If you are looking to prepare something special for your family this Christmas why don’t you try Prime Rib. Interestingly “prime rib” is not referring to a specific cut of meat, but actually a preparation method for a beef rib roast. By following the standard meat roasting method you can make “prime rib” out of several different types of beef rib roasts. A beef rib roast is one that contains two or more bones from the rib section of the carcass. A beef rib eye roast is the large center muscle with the bones removed. A “standing” rib roast uses the bones to form a natural rack in the roasting pan. Rib roasts are usually sold as either small end or large end. Small end roasts are tenderer, contain less fat and are usually priced higher than large end cuts. Here are the steps to cooking a delicious beef roast.
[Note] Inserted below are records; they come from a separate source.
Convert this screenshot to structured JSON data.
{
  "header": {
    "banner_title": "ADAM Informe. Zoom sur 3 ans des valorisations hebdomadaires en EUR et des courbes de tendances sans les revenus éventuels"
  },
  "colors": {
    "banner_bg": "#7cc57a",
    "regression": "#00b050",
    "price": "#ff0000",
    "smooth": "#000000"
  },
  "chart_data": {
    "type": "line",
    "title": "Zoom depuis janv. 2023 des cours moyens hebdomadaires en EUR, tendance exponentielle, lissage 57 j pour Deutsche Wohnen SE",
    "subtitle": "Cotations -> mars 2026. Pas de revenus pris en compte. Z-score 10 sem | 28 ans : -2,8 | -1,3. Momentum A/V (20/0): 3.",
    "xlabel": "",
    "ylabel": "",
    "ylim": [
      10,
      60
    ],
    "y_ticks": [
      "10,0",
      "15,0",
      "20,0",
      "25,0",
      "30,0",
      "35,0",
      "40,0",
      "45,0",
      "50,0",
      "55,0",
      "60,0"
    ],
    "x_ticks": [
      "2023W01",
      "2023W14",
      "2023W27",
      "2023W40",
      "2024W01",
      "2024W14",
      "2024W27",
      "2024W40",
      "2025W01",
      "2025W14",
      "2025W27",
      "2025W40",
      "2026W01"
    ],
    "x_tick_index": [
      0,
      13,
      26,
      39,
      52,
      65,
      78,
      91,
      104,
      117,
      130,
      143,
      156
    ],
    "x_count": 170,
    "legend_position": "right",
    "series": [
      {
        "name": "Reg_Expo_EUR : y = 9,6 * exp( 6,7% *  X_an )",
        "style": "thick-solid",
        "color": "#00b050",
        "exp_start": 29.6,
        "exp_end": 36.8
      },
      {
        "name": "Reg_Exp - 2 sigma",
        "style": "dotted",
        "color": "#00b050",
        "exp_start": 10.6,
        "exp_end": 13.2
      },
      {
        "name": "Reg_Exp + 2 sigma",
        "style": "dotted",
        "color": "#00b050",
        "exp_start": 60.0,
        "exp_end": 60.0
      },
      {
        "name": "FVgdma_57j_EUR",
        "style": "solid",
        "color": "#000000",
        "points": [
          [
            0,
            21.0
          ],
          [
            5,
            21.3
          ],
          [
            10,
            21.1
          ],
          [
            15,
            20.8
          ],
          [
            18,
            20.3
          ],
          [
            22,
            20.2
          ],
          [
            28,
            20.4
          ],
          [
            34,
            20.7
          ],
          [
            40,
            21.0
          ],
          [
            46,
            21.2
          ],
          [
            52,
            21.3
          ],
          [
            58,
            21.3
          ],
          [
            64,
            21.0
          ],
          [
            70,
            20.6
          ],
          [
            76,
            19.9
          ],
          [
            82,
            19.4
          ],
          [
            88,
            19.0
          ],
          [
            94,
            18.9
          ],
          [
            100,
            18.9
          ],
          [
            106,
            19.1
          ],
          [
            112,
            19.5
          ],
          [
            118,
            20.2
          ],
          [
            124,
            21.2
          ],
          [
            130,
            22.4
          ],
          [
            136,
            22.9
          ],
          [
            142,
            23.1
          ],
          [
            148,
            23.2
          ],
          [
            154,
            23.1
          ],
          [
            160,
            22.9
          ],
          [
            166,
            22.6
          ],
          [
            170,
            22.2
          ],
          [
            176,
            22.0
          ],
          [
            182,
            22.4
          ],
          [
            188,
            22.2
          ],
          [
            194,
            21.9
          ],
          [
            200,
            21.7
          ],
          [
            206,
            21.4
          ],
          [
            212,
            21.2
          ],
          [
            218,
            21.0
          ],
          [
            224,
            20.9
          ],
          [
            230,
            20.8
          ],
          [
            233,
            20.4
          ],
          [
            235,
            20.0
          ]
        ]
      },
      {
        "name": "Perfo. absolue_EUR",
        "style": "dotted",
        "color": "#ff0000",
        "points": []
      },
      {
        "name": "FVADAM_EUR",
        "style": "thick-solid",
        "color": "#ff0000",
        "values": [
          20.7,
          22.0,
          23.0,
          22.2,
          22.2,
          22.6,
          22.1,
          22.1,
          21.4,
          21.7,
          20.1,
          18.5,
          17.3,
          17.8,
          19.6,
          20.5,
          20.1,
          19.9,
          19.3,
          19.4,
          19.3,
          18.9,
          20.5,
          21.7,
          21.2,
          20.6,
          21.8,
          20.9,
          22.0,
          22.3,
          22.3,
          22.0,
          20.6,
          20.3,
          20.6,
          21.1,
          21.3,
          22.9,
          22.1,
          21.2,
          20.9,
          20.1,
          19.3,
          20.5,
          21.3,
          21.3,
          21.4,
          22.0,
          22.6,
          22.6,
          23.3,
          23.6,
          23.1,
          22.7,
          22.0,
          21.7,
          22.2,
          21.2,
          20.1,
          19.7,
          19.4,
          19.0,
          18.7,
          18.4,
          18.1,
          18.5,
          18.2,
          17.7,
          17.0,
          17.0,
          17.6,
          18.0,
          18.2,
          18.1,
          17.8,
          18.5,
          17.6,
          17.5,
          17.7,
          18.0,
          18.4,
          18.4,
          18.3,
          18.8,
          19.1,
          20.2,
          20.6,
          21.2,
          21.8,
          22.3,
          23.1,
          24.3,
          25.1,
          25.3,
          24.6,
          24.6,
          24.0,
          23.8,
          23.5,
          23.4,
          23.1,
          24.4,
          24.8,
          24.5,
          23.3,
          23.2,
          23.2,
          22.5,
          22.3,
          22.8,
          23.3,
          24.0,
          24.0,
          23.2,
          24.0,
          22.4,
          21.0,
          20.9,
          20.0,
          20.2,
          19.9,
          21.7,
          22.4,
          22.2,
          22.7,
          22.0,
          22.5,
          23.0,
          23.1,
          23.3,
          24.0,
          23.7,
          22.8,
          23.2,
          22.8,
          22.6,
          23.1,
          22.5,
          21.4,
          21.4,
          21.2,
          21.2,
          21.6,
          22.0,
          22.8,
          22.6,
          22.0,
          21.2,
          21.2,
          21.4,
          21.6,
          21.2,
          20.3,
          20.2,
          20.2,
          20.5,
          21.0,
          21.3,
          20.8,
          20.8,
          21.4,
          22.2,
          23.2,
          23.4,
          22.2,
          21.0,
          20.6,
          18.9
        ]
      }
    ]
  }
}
- Heat the oven to 350°. Place the roast, fat side up, in a shallow roasting pan. Insert a ovenproof meat thermometer in the thickest part of the roast making sure it is not resting in any fat. Do NOT add water or cover.
- Season roast if desired. You can make your own seasoning mix by combining your favorite herbs and seasonings such as black pepper, basil and thyme; garlic powder, marjoram and parsley; or lemon pepper and rosemary. Sprinkle the seasonings over all the sides and pat it into the surface.
- Roast using this chart. Remove when the meat thermometer registers 5 to 10° before desired doneness, 135° for medium rare, 150° for medium. Tent with foil and let the roast stand for 15 minutes.
Easy Au Jus
Reserve the meat juices from roasting pan. Skim fat. Combine the following ingredients with 2 tablespoons of the meat juices and heat to boiling; 2 cubes of beef bouillon or 2 teaspoons instant beef bouillon granules, 1 ½ cups water, 1 teaspoon soy sauce, 1 teaspoon Worcestershire sauce, ½ teaspoon onion powder. Serve with your prime rib.